土砂に埋まったワゴン車の中にレスキュー隊員が声をかけたところ、「あー、うー」というかすかな反応があった。「本当か」「まさか」と驚きの声をあげた隊員たちは、すぐに作業に取りかかった。巨岩に押しつぶされたワゴン車の周りの土砂をスコップなどで慎重に取り除くと、横倒しになったワゴン車の底部と岩の間にできた幅50センチ、高さ1メートルほどの空間に、優太ちゃんが立っているのが見つかったという。後部座席に乗っていた優太ちゃんは自力で車外に這い出してこのすき間に入っていたと思われる。

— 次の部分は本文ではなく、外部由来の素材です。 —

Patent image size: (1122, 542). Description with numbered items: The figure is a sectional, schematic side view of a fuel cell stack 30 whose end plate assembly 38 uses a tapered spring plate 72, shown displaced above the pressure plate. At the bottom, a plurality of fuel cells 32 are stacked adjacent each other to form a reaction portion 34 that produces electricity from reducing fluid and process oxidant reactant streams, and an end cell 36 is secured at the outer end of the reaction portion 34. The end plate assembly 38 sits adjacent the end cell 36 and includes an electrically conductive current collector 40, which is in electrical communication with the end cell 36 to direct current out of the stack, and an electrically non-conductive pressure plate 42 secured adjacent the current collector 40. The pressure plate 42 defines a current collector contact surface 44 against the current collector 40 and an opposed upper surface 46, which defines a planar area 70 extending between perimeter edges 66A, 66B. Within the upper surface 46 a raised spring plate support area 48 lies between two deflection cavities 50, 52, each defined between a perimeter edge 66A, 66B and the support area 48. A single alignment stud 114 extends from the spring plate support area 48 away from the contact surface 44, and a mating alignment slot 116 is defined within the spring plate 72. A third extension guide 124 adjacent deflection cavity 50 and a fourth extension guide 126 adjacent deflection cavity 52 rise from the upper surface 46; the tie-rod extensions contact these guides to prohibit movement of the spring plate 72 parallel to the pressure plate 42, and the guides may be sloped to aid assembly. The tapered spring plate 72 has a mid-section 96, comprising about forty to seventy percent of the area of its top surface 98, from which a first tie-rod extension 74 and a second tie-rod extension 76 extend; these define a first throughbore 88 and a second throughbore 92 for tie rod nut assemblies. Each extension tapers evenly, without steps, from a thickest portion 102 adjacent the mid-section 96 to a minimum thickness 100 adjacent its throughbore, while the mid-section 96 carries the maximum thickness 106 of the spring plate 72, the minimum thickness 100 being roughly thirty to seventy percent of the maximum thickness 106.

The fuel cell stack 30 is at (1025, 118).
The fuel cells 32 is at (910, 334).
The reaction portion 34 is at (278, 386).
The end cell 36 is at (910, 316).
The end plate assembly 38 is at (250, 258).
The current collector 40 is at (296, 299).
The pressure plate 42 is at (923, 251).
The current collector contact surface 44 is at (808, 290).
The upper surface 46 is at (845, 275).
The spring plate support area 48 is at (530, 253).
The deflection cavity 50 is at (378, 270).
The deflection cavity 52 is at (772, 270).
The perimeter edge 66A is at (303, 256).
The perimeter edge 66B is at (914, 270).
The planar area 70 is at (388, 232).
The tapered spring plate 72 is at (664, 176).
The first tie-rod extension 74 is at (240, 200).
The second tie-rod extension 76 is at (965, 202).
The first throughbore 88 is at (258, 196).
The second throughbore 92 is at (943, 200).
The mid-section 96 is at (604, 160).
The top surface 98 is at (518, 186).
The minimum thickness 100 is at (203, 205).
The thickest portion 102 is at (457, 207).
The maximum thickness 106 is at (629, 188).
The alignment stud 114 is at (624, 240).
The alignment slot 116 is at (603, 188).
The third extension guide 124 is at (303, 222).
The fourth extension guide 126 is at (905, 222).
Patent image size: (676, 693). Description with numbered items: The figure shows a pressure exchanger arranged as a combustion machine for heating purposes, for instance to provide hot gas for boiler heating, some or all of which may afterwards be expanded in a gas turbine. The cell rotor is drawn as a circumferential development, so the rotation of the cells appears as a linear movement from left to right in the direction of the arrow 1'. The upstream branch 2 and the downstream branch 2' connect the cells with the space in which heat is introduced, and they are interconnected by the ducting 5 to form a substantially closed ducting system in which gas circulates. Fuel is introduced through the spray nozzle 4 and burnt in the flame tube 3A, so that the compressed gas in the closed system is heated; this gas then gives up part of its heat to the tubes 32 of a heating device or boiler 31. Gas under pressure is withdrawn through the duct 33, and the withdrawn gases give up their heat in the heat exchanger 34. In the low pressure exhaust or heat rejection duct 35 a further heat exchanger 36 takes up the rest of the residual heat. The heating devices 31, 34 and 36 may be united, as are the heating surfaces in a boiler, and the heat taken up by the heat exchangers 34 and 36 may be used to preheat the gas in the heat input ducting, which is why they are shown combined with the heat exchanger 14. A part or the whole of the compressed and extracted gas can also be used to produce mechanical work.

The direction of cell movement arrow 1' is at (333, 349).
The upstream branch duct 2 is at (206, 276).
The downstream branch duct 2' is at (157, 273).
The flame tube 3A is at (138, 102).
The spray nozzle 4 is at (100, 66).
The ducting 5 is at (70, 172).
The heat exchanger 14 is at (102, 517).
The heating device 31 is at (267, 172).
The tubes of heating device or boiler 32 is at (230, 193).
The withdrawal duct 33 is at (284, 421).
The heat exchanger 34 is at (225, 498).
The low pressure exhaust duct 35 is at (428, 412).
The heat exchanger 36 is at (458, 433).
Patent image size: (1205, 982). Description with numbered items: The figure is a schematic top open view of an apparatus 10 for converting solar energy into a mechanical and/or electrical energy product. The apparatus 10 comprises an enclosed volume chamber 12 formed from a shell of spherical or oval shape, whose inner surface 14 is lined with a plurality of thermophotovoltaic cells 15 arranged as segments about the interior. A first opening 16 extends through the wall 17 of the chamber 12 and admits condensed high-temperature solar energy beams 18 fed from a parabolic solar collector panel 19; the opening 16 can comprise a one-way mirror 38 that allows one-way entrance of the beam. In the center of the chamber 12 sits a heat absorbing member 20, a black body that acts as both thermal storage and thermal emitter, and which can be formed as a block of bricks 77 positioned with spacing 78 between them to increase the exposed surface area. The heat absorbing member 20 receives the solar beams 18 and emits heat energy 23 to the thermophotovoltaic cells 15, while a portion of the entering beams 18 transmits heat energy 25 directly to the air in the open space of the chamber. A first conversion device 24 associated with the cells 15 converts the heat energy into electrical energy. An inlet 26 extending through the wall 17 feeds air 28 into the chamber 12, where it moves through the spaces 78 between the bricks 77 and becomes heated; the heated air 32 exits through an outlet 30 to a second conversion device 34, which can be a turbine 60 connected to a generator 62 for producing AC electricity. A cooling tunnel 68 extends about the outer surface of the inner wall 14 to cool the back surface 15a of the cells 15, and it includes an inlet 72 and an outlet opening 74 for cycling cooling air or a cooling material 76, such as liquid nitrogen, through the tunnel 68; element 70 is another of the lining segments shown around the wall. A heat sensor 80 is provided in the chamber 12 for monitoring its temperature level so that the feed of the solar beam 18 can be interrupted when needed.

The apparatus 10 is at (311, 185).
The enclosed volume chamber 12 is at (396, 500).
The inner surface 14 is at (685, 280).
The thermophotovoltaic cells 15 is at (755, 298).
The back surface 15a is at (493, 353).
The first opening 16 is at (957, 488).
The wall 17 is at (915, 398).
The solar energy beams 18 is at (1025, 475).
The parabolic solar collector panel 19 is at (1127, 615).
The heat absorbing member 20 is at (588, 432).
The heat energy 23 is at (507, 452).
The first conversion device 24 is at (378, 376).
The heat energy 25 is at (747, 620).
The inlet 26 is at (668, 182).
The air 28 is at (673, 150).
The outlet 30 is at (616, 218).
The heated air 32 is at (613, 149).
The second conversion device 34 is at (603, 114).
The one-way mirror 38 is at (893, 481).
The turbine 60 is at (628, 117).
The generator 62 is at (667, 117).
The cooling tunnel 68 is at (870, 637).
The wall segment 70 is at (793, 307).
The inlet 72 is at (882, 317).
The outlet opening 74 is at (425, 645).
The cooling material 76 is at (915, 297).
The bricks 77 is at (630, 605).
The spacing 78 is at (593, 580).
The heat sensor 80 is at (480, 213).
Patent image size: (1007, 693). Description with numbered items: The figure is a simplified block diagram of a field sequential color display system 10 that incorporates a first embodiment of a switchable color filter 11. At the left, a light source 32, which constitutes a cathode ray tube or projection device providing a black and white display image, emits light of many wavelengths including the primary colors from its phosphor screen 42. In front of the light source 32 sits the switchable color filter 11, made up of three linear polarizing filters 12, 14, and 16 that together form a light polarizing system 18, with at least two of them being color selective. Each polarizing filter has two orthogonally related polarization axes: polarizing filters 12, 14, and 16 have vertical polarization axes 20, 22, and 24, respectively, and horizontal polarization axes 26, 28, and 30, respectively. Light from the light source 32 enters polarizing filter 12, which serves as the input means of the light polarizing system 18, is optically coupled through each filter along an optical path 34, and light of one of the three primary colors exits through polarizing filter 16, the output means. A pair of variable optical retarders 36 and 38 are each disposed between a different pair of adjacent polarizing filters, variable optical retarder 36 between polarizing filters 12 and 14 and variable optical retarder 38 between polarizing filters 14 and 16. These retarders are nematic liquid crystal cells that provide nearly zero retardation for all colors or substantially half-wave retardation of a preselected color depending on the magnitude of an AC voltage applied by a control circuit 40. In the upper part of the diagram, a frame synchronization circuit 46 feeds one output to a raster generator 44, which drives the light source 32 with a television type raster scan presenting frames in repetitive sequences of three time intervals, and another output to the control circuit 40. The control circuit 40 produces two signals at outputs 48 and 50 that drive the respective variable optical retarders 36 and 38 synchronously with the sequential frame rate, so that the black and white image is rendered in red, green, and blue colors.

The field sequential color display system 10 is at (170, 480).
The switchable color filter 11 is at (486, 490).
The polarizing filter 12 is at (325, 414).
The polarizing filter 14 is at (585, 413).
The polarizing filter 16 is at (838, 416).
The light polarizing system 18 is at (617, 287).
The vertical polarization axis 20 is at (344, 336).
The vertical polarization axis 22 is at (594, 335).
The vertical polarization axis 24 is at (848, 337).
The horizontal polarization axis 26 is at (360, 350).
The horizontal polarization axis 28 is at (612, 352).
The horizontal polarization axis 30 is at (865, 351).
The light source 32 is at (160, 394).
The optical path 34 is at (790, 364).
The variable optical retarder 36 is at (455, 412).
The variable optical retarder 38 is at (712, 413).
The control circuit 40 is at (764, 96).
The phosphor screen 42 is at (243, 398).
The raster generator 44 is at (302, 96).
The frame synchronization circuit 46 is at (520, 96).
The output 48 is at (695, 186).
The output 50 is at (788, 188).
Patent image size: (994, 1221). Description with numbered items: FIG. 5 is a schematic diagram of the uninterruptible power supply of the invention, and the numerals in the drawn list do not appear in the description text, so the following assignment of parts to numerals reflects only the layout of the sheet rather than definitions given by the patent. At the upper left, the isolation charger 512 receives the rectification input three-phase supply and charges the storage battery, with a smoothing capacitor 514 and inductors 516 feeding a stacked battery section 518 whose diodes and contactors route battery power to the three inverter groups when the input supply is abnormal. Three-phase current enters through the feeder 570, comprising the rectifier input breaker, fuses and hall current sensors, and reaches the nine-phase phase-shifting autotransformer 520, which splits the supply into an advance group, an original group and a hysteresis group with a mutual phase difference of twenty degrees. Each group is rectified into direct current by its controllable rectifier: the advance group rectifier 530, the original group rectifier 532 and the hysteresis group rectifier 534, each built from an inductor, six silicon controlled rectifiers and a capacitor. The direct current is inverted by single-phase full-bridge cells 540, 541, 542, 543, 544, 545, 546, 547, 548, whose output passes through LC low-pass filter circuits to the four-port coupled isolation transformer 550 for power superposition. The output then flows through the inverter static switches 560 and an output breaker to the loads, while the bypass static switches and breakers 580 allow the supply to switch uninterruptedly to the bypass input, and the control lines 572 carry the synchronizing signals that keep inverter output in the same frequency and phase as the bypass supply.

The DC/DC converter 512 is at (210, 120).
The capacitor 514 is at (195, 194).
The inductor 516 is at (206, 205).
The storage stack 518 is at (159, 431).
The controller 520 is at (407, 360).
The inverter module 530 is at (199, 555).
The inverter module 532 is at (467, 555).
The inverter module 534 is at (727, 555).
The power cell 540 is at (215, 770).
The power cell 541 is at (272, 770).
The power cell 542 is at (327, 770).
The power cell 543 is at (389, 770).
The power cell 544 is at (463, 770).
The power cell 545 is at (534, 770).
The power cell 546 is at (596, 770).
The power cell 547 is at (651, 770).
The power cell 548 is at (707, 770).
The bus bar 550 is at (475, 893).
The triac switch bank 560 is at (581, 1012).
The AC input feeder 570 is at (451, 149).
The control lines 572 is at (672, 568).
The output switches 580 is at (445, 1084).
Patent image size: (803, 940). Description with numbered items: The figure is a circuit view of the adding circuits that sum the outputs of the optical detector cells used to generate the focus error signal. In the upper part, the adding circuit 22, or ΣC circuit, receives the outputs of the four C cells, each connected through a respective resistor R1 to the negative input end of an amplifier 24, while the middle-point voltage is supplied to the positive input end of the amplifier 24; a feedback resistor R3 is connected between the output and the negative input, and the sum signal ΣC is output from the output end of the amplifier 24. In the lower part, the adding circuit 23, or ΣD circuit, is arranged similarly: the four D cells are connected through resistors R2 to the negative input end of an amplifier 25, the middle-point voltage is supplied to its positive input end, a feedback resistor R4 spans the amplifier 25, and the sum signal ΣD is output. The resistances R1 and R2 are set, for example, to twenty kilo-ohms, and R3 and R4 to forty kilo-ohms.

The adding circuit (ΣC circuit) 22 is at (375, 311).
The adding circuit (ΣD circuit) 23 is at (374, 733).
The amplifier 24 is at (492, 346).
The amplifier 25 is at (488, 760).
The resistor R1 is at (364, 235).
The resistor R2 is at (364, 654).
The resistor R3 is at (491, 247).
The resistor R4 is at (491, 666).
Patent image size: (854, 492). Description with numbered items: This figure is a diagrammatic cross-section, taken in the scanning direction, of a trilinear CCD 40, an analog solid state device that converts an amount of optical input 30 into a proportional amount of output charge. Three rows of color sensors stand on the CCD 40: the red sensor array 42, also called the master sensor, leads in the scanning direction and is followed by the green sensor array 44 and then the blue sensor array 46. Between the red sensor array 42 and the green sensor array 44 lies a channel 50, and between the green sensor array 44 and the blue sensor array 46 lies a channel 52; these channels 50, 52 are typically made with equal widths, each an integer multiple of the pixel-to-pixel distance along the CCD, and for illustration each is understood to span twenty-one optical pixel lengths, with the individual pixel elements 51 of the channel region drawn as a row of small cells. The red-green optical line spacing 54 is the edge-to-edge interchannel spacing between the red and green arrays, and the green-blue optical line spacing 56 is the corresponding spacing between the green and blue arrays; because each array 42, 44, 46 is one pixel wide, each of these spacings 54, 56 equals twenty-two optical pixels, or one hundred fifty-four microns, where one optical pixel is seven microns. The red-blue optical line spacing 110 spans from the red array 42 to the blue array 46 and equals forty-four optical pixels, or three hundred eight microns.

トレーナーに紙おむつだけという姿で助けられた優太ちゃんは、隊員達の手でリレーされるように担架に乗せられてヘリコプターで運ばれた。長岡赤十字病院の鳥越克己・小児科部長は「助かったのは奇跡に近い」と語った。体温が低下し、脱水症状も見られ、頭にも15―20センチの傷があったが、検査の結果、骨や内臓に異常はなかったという。
搬送直後は、意識がもうろうとしているのか泣き声を上げることもなかった。ただ、ベッドで手当てを受けている時、そばにいた看護師の女性に「ママ」と呼びかけたという。父親の学さんとはこの病院でやっと再会できた。
母親はハンドルにうつぶせになった状態でほぼ即死だったと推定される。土砂崩れに巻き込まれるその瞬間に、母は何を思ったのだろうか。何が起きたかもわからぬままに死んだのだろうか。いや、そんなはずはない。死の直前のその一瞬に母はせめてわが子の助かることを祈ったのだと、その祈りが通じてこの奇跡が起きたのだとオレは思いたいのだ。
2歳の幼児は一日に1000CCの水分を必要とする。岩とクルマのすき間で、水もなく寒さに耐えてまる4日近い時間を耐えることは体力のある大人でも困難なことだ。多くの犠牲者を出した新潟県中越地震の報道の中で、ただ一つ胸をうたれたのが、この優太ちゃん無事救出の報せだった。この奇跡の生還を果たしたおさな子が健やかに回復することを祈っていたい。